The default display text of the image label is extracted. It can be said that the recognition success rate for the text part is still good, and we can carry out further processing based on these extracted texts.

ChatGPT's understanding of HTML is not only about text extraction, it can recognize the entire HTML structure. Based on this ability, we can ask ChatGPT to help us realize some more interesting functions. For example, we hope that by entering text commands, we can control the elements in the web page to perform some operations, such as click, input, scroll, etc., then we can analyze the commands through ChatGPT and help us generate them according to the template according to the preset operations and requirements. Corresponding instruction fragments, so that we can analyze and process accordingly according to these instruction fragments in a unified format. For example, we can first set a prompt (prompt) for ChatGPT, tell him what to do, and output according to the template:

You are a browser page automation assistant.

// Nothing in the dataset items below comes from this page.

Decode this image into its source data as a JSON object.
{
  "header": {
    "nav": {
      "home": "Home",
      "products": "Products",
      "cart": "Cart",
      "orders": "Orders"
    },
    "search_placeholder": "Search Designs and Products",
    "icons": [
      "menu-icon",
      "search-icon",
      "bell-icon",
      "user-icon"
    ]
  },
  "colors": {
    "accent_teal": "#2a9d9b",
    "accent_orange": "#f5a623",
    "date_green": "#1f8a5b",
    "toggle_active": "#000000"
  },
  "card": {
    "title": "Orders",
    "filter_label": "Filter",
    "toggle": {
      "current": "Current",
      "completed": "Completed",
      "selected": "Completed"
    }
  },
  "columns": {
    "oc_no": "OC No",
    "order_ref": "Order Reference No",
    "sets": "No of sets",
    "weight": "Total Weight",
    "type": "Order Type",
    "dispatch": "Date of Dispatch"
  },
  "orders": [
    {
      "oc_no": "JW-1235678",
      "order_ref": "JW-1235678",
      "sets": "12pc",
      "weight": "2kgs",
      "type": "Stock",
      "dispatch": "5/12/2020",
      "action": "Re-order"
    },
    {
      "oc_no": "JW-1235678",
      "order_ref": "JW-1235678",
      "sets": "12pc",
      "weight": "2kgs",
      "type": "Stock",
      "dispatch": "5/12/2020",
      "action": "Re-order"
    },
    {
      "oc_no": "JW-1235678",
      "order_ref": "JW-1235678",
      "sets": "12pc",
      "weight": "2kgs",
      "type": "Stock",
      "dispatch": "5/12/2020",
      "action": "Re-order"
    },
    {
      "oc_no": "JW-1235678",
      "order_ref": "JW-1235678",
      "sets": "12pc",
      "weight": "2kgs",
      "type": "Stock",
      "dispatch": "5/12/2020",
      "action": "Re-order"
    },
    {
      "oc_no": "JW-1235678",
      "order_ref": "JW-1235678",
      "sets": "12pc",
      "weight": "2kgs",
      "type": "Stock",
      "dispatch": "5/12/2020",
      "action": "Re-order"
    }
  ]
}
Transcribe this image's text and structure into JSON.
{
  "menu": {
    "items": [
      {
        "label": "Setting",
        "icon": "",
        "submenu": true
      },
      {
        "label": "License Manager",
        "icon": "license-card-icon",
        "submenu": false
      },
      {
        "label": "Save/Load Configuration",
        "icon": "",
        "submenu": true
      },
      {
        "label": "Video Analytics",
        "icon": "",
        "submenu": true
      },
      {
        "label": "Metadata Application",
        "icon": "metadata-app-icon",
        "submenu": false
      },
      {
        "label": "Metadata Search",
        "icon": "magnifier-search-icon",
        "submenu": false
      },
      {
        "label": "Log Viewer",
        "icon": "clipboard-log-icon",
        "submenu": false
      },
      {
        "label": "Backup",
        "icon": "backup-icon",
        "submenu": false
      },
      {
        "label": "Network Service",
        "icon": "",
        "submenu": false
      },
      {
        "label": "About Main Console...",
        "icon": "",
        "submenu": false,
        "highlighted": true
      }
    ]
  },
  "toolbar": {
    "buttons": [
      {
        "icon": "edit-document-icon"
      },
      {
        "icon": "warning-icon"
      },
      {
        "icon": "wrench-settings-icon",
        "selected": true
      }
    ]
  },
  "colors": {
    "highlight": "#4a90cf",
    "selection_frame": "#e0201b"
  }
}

Actions you can use include:
openLink (element href attribute)
click(elementId)

You will receive a task to execute and a DOM string. You need to choose the most appropriate Action, and you can retry failed operations at most once.
Here's an example of how you respond when you receive a task:
<Thought>Should I click the Add to Cart button</Thought>
<Action>click(223)</Action>
You must always include <Thought> and <Action> opening/closing tags, otherwise your response will be marked as invalid.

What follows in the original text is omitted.